To Receive Funding Should a Chunk of Big Cottonwood Canyon become the Official Town of Brighton?

Steven Agar | | Industry NewsIndustry News
Brighton, Utah, Cottonwood Canyon, Big, Little, Petition, new town
Proposed town of Brighton. Credit: Friends of Cottonwood

Big and Little Cottonwood Canyons, Utah, receive 3.5 million visitors a year and are especially busy this time of year when families flock to the canyons to take a walk or family portraits among the fall colors.
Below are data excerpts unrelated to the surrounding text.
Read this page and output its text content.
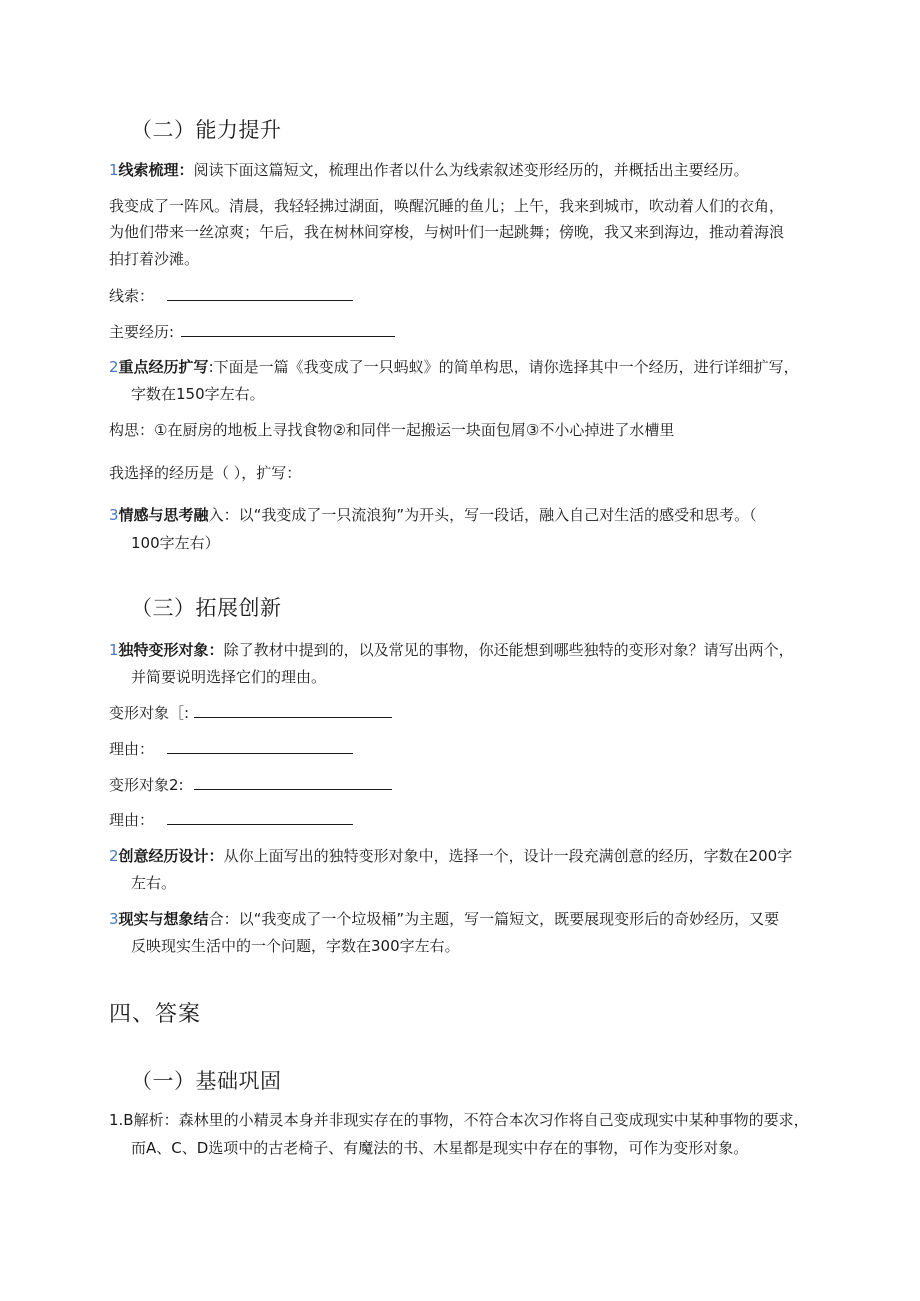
（二）能力提升
1线索梳理：阅读下面这篇短文，梳理出作者以什么为线索叙述变形经历的，并概括出主要经历。
我变成了一阵风。清晨，我轻轻拂过湖面，唤醒沉睡的鱼儿；上午，我来到城市，吹动着人们的衣角，
为他们带来一丝凉爽；午后，我在树林间穿梭，与树叶们一起跳舞；傍晚，我又来到海边，推动着海浪
拍打着沙滩。
线索：
主要经历:
2重点经历扩写:下面是一篇《我变成了一只蚂蚁》的简单构思，请你选择其中一个经历，进行详细扩写，
字数在150字左右。
构思：①在厨房的地板上寻找食物②和同伴一起搬运一块面包屑③不小心掉进了水槽里
我选择的经历是（ ），扩写：
3情感与思考融入：以“我变成了一只流浪狗”为开头，写一段话，融入自己对生活的感受和思考。（
100字左右）
（三）拓展创新
1独特变形对象：除了教材中提到的，以及常见的事物，你还能想到哪些独特的变形对象？请写出两个，
并简要说明选择它们的理由。
变形对象［:
理由：
变形对象2:
理由：
2创意经历设计：从你上面写出的独特变形对象中，选择一个，设计一段充满创意的经历，字数在200字
左右。
3现实与想象结合：以“我变成了一个垃圾桶”为主题，写一篇短文，既要展现变形后的奇妙经历，又要
反映现实生活中的一个问题，字数在300字左右。
四、答案
（一）基础巩固
1.B解析：森林里的小精灵本身并非现实存在的事物，不符合本次习作将自己变成现实中某种事物的要求，
而A、C、D选项中的古老椅子、有魔法的书、木星都是现实中存在的事物，可作为变形对象。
To put that into perspective, Big Cottonwood Canyon receives 75% of the visitors of Yellowstone, but in a geographic footprint that is 1% of its size.

“People love it here,” said Barbara Cameron, Chair of the Big Cottonwood Canyon Community Council.

But to sustain the increasing amount of visitors, the area is desperate for funding to improve the services to support this recreation, notably toilets, trails, and traffic. Residents have been trying to ask Salt Lake County and the mayor’s office for years to see the numbers for how much sales tax money comes out of the canyon from businesses and ski areas, versus how much is actually invested back in.

Brighton, Utah, Cottonwood Canyon, Big, Little, Petition, new town
To sustain tourism in the area, funding is necessary. Credit: kristamaurer

In order to find out, they needed to launch a petition to incorporate Brighton as a town—because it’d spark the state to start a study.

The state elections office said Friday that meant signatures from 20% of private property owners and 20% of registered voters in the proposed boundary area. They received the petition Tuesday, and now they’ll spend 20 days processing the paperwork. After that, they’ll hire an outside firm, for about $20,000, to conduct a study to see whether it’s feasible to become a town.

Brighton, Utah, Cottonwood Canyon, Big, Little, Petition, new town
Desperate for funding for the three T’s, toilets, trails and traffic. Credit: kristamaurer

While many residents in the area are absolutely for the incorporation, a number of people are against it. They’re worried that this will give lease to completely develop the area, but residents in the know claim that protections are already in place to prevent huge development.

The Brighton incorporation petition follows that of residents in a 2015 successful effort where residents in four neighborhoods voted to transform Millcreek Township into Millcreek city.

Ultimately if the town incorporation question moves forward, it will end up on the June 2018 ballot. And if successful, it won’t mean taxes will be lowered or raised, but that residents will have a greater say over how revenue is spent.